L’arrivée d’Adolf Hitler au pouvoir change la donne. Le Reich de « mille ans » voit très vite le rôle d’ambassadeur culturel que peut jouer l’équipe de Furtwängler. L’orchestre est alors placé sous l’administration du ministère de la propagande dirigé par Goebbels. Il voit sa subvention augmenter. Mais tout cela a un prix. Le philharmonique est contraint d’abandonner son statut de SARL. Il devient Reichsorchester, monopole d’Etat. Faut-il en conclure que l’orchestre épouse les thèses nazies dans leur ensemble ? Dans ce livre, Misha Aster ne tranche pas. Il montre davantage les tentatives d’un Furtwängler pour maintenir coûte que coûte un semblant d’autonomie artistique. Ce qui sera le cas puisque les musiciens étaient par exemple unabkömmlich, non disponibles pour les obligations militaires.

Selon l’auteur, Furtwängler réussit à protéger ses collègues juifs dont sa secrétaire Berta Geissman ou encore Szymon Goldberg, alors premier violon. Mais ce très mince pouvoir se réduira encore avec la nomination d’un commissaire nazi auprès du Philharmonique, Von Schmidtseck. Furtwängler démissionnera pendant quelques mois, en raison d’un conflit musical avec l’intendant de l’orchestre, Hans von Benda, l’homme qui, plus tard, engagera Herbert von Karajan, pour lequel Furtwängler avait une profonde antipathie et qui fut, lui, un membre du parti national-socialiste.
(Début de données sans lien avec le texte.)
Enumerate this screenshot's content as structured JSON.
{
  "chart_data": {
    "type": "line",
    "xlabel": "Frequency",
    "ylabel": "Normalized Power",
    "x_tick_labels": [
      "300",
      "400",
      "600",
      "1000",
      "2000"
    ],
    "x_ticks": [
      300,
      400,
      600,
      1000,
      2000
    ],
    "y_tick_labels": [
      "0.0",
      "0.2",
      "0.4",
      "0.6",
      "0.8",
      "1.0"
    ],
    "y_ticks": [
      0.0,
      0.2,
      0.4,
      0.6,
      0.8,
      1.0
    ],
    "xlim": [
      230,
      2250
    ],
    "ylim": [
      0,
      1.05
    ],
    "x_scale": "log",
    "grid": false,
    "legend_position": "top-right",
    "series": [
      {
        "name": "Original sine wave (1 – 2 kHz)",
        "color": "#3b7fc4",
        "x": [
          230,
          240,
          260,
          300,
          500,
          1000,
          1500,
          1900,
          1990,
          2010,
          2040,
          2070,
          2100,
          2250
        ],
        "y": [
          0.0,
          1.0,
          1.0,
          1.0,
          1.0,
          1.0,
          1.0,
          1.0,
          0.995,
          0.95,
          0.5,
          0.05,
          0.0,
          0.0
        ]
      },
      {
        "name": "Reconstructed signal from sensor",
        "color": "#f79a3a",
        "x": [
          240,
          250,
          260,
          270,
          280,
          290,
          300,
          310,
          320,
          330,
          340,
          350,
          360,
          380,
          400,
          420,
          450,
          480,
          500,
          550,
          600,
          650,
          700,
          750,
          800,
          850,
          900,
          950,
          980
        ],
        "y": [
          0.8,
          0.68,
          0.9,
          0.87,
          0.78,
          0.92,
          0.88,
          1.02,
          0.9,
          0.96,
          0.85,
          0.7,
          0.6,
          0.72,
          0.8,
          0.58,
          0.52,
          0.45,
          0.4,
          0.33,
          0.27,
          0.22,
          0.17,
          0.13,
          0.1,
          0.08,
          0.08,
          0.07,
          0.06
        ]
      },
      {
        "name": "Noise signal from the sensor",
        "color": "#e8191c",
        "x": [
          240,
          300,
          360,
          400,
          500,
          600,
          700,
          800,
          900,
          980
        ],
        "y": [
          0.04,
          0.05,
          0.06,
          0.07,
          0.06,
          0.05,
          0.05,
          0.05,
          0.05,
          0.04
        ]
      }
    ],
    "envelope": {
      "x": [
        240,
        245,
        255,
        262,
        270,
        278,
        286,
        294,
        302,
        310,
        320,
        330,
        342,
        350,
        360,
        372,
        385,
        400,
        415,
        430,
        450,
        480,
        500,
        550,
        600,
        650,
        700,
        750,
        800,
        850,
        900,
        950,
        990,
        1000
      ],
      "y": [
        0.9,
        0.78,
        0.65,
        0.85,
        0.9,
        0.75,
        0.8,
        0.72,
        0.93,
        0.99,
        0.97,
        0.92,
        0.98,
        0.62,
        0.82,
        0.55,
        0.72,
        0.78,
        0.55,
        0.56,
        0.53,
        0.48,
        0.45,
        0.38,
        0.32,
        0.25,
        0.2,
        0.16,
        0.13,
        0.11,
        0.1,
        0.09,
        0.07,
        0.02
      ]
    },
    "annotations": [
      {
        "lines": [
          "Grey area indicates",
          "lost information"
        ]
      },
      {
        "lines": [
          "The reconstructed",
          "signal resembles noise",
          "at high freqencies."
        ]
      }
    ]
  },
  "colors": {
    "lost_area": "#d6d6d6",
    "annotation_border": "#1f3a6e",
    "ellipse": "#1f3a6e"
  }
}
Ce livre passionnant et extrêmement détaillé permet au lecteur d’assister à une très lente et progressive mise au pas de la culture à des fins politiques. Dans son travail, Misha Aster décortique avec minutie l’instrumentalisation d’hommes dont on pourra se demander si les tentatives pour maintenir « l’éminence incomparable de la musique allemande » n’étaient pas, de toute façon, totalement illusoires.